Siempre pensé que fue un error llamarte Hamlet. Semejante nombre para un niño. Tu padre fue el de la idea. Él jamás hubiera consentido un nombre distinto al suyo. Egoísta. El vejamen que sufriste de los demás chavales de la escuela; ni por un segundo te dejaron en paz. ¡Y esos apodos que te ponían! Y esas burlas espantosas con que te trataban de cerdo.
Yo habría elegido Jorge.
No estoy retorciéndome las manos. Me seco las uñas.
Querido, te agradezco que no sigas jurungando el espejo. Con éste serán tres los que hayas roto.
Ya he visto esos retratos, muchas gracias.
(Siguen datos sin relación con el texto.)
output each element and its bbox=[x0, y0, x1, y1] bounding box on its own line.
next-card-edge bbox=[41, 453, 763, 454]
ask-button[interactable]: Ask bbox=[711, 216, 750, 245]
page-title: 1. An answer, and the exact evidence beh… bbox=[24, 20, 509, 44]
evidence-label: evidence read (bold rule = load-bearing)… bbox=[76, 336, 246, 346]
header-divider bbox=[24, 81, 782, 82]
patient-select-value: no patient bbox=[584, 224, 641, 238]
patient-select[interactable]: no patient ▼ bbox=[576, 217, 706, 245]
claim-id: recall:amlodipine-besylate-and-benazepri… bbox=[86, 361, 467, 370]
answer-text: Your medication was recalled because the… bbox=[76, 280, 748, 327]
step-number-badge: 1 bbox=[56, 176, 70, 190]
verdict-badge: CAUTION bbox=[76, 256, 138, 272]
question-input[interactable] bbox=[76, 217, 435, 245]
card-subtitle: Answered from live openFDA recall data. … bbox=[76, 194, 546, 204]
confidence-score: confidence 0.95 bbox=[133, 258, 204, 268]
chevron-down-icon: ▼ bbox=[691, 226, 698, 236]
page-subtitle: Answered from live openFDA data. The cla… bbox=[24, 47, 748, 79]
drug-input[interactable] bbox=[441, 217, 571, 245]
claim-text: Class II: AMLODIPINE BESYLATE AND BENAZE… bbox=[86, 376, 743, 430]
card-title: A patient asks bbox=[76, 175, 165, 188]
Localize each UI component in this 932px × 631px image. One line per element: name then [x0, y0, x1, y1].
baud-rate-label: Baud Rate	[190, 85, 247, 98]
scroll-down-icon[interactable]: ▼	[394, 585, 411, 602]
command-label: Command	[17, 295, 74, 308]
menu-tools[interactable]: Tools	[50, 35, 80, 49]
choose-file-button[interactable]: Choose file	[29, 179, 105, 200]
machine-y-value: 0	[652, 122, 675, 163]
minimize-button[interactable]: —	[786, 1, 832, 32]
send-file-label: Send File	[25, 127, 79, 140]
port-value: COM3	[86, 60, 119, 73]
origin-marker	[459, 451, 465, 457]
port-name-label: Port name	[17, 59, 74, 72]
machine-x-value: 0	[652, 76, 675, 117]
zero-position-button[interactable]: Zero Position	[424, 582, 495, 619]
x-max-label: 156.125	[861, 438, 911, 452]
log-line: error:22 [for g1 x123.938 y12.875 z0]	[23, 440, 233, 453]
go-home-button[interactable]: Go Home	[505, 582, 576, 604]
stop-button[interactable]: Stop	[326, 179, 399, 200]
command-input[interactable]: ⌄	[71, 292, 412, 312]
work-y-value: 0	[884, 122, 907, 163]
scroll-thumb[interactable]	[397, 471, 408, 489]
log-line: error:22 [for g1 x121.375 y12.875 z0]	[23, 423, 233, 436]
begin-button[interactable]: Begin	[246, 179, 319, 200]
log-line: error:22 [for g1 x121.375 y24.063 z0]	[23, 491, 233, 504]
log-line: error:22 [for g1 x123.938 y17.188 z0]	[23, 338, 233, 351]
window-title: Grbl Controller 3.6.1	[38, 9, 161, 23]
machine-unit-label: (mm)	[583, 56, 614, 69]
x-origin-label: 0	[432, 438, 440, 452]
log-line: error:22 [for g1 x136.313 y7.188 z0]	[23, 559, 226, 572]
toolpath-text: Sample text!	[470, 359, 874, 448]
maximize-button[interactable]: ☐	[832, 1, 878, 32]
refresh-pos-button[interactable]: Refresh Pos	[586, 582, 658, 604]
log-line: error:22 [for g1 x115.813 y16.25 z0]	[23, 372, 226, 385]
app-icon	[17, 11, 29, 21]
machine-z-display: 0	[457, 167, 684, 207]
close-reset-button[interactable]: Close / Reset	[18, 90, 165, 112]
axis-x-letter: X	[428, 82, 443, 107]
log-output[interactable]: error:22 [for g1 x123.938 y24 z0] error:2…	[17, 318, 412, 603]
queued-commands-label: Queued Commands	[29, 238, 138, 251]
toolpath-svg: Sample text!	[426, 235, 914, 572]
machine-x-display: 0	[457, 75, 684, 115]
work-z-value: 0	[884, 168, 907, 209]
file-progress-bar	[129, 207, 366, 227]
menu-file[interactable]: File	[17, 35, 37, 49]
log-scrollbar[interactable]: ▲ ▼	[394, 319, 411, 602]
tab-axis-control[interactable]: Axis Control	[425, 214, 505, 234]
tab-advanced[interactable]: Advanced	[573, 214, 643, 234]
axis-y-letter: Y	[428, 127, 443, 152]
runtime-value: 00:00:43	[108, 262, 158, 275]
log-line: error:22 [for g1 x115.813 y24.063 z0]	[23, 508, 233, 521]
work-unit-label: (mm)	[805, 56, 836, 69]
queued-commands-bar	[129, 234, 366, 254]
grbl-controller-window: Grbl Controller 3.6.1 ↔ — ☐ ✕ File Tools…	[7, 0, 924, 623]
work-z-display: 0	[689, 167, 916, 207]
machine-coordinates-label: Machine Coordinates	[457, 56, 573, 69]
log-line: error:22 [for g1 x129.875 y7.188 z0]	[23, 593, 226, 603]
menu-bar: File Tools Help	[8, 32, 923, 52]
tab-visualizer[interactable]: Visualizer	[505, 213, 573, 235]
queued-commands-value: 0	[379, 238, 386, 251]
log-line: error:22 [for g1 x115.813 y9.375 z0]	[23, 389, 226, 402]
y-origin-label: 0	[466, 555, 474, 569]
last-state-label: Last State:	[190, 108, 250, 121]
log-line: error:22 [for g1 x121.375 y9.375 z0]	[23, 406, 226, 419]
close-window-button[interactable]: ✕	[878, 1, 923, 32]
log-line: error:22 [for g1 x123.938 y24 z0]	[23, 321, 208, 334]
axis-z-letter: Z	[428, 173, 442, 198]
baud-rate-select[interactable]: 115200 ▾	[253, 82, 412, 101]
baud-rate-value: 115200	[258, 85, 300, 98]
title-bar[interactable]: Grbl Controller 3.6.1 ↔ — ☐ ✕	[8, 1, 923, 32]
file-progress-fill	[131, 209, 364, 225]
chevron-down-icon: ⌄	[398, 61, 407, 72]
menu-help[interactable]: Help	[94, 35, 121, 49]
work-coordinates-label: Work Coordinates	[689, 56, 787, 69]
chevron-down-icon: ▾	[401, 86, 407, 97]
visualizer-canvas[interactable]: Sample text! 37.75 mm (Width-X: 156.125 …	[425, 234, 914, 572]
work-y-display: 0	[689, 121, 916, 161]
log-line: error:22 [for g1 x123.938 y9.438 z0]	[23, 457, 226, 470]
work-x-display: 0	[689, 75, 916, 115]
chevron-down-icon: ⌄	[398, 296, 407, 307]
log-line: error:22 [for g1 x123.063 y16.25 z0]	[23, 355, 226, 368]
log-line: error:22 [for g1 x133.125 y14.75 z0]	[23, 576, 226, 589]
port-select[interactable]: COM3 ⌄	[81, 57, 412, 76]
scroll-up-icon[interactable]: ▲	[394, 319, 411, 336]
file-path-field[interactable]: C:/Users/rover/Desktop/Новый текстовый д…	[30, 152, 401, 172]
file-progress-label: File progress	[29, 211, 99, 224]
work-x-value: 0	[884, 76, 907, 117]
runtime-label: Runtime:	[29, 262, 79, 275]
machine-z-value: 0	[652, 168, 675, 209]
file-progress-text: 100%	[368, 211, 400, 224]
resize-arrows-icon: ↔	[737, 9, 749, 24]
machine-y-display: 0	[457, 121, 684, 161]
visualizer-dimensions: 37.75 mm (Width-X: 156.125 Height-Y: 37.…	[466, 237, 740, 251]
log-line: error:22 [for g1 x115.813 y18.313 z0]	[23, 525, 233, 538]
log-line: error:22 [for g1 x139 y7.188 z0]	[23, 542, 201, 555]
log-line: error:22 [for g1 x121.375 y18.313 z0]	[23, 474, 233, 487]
Sé que tu padre era más apuesto que Claudio. La frente alta, la nariz aquilina; en fin, no puedo negar que guapo sí era. Cómo le sentaba un uniforme. Pero las solas apariencias se quedan cortas, sobre todo en un hombre. Aunque detesto hablar mal de los muertos, creo que viene siendo hora de que sepas que tu padre no era un fulano muy divertido que digamos. Noble sí, eso te lo concedo. En cambio, Claudio. Él disfruta un trago de vez en cuando. Y sabe apreciar una comida decente. Y saborear una buena carcajada. ¿Entiendes lo que quiero decir? Con él no tienes que andar siempre de puntillas a causa de algún principio que sea más sagrado que una.
Por cierto, querido, te agradeceré que dejes de llamar a tu padrastro el monarca regordete. Con su ligero problema de peso ya tiene bastante herido el amor propio.
¿El rancio sudor de un qué? El mío no es lecho lardeado, lo que sea que eso signifique. ¡Conque una repugnante sentina! No es que te incumba, pero yo cambio esas sábanas dos veces por semana, que es más de lo que tú haces, a juzgar por aquella pocilga en el barrio de estudiantes de Wittenberg. Adonde ¡no lo dudes! jamás volveré a visitarte sin antes avisar. Yo veo la ropa sucia que traes a lavar en casa, que, para colmo, no lavas con suficiente frecuencia. Sólo cuando te quedas sin calcetines negros.
Y déjame decirte que todo el mundo suda en tales momentos, como podrías corroborar tú mismo si alguna vez le dieras una probadita. Una verdadera novia te caería bien. No esa fulana paliducha de torso amarrado como un pavo de galardón, con esos corsés suyos de mírame y no me toques. No es asunto mío, pero hay algo raro en esa muchacha. Un trastorno de personalidad. Cualquier susto la empujaría directo al precipicio.
Búscate a alguien que tenga arrojo. Revuélquense con furia. Entonces hablaremos de sentinas repugnantes.
No, querido, no estoy enojada contigo. Pero debo decir que a veces eres de una mojigatería insufrible. Tal como tu padre. La Carne, solía decir. Cualquiera creería que se trataba de caca de perro. Eso se puede justificar en una persona joven —los jóvenes son siempre tan intolerantes—, pero en uno de su edad era un tanto difícil de sobrellevar, y esto es el eufemismo del año.
Hay días en que pienso que nos habría ido mejor a él y a mí si tú no hubieses sido hijo único. ¿Adivinas a quién deberías agradecerle? No tienes la menor idea de lo que yo debía aguantarle. Y cada vez que me entraban ganas de ya sabes, sólo para calentar los huesos que empezaban a llenárseme de años, era como si estuviera instigando un crimen.
¡Oh! ¿Que crees que qué? ¿Que Claudio asesinó a tu padre? ¡Ya me preguntaba yo por qué has sido tan grosero con él cada vez que cenamos! De haberlo sabido antes, no habría tardado en contártelo todo con pelos y señales.
No fue Claudio, querido.
Fui yo.
Trasladado libérrimamente de Atwood, Margaret. Good Bones and Simple Murders. Nan A Talese, Doubleday, 1994.